First, there are John’s numerous powers and abilities. Yes, Jesus could turn water into wine and walk on water, but John’s powers seem way beyond that. He can pull anything out of his magic pants, from a platinum credit card to $15,000 for an El Camino. He also may or may not have something to do with Mitch’s levitation, which seems less spiritual and more like something out of the comic books. John can also teleport or use astral projection that may or may not make himself visible to the people he visits.
Then you have the language barrier. For the most part, John is completely unable to communicate, as he is seemingly devoid of language. If man were made in God’s image, then, theoretically, Jesus Christ would be able to understand and speak the language. An alien, however, would only be able to mimic certain sounds and speech patterns. As for the phrases he does know, those could have been pulled from a Bible located in one of those capsules we launched into the universe.
The final evidence for this theory lies in the symbol John draws. Some on the Internet have postulated that it’s a symbol for the circularly disposed antenna array (CDAA), the giant metal cage scene in many episodes of the show, and in one of the final scenes as the Chemist stares off at it and smiles. It was part of the military base in Imperial Beach and is used to triangulate radio signals. It’s not a far leap from radio waves to alien’s receiving the message and making contact, or teleporting down. Drawing the overhead view of the array and pointing up to indicate where he came from may be hints that John arrived via flying saucer.
Theory 3: John is Everything
As the name suggests, this theory is sort of all encompassing. I lean towards this notion, that John is a human representation of God, the Earth, mankind, and everything else in existence. According to Merriam-Webster, John’s last name, Monad, means “an elementary individual substance which reflects the order of the world and from which material properties are derived.” This seems like a pretty good description of who he is. John Monad is the Big Bang, the thing from which everything else gets its energy.
Think about it: the magic pants he wears are just proof that he is everything, and that whatever he wants is suddenly there. He can channel Bill’s dead wife and can repeat the Stinkweed owner’s conversations, because John is everyone and everywhere. When he gets punched in the second episode, it’s followed by the earthquake that breaks Shaun’s neck. John is connected to the Earth.
This theory is probably the best because it incorporates the other possible theories. John isn’t just Jesus or an alien, he is both and so much more. As he said in the final episode, his mother is his father, and his father’s father is the same as his father, because it’s all connected, it’s all the same, it’s all a part of him. Linc determined that John was “the end,” and that he was near, but John is also the beginning and the middle.
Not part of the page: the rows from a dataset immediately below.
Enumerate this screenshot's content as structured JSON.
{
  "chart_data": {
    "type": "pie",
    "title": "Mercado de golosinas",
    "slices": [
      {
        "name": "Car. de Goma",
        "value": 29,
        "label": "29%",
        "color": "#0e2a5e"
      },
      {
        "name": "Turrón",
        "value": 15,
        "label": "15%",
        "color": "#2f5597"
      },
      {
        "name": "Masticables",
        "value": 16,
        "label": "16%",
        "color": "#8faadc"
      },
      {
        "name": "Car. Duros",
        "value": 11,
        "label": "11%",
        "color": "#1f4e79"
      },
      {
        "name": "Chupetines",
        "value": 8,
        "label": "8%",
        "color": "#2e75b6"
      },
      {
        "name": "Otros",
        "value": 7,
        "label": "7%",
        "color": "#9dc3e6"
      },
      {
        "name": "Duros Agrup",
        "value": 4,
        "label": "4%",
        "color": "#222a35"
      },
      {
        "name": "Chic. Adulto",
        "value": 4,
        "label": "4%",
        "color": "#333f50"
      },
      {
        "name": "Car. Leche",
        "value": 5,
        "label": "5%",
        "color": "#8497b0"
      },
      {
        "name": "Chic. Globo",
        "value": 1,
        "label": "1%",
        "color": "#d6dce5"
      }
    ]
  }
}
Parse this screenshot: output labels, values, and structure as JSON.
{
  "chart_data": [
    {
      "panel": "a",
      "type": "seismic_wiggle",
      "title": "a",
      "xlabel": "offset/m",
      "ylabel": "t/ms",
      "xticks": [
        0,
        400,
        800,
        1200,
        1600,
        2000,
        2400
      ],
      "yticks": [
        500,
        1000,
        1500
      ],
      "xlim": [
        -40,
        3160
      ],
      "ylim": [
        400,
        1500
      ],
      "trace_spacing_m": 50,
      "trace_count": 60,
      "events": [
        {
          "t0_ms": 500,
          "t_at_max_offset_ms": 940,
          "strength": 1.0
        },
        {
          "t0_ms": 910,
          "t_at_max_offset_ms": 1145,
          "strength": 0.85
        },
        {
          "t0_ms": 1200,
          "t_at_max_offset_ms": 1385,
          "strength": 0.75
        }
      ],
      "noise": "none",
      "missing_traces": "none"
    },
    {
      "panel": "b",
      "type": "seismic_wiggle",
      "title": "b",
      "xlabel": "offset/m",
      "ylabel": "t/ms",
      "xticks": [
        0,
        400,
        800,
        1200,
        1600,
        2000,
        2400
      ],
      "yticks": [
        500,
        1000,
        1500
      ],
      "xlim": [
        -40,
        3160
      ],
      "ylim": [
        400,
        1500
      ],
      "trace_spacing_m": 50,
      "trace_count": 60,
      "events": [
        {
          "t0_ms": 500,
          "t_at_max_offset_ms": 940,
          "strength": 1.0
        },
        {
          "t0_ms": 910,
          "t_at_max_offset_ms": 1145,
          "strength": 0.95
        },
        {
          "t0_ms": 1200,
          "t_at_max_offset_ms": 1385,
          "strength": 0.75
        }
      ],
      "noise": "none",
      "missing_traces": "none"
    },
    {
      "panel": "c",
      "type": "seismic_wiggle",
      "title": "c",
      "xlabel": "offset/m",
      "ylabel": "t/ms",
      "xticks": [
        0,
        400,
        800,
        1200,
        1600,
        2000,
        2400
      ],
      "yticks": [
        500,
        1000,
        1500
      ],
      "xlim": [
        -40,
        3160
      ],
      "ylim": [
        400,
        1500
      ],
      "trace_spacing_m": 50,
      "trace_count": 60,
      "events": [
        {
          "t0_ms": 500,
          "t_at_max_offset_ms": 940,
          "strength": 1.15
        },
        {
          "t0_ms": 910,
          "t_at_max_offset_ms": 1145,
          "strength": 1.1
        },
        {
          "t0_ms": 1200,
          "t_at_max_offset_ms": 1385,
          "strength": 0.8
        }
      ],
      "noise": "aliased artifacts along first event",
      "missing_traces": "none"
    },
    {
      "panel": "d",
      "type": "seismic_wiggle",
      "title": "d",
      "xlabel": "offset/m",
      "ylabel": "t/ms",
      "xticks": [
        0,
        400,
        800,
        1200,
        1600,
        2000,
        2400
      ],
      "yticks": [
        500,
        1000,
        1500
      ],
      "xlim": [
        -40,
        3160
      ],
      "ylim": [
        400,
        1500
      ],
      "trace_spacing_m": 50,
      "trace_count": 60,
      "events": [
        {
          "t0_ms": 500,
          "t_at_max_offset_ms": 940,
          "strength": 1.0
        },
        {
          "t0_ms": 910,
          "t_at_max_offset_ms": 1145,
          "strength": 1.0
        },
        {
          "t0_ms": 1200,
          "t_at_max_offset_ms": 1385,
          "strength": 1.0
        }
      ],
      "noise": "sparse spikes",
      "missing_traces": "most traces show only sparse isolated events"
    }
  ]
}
Or not. These are just three possible theories, though there is undoubtedly a whole lot more to figure out. How did the image from Cass’ camera get onto Dwayne’s computer? Alien technology? Jesus magic? John is the waves that sent the signal? I suppose it’s unfair to have a theory that John is everything, because it can be used to answer any question. What’s your theory? Together, maybe, we can figure this show out.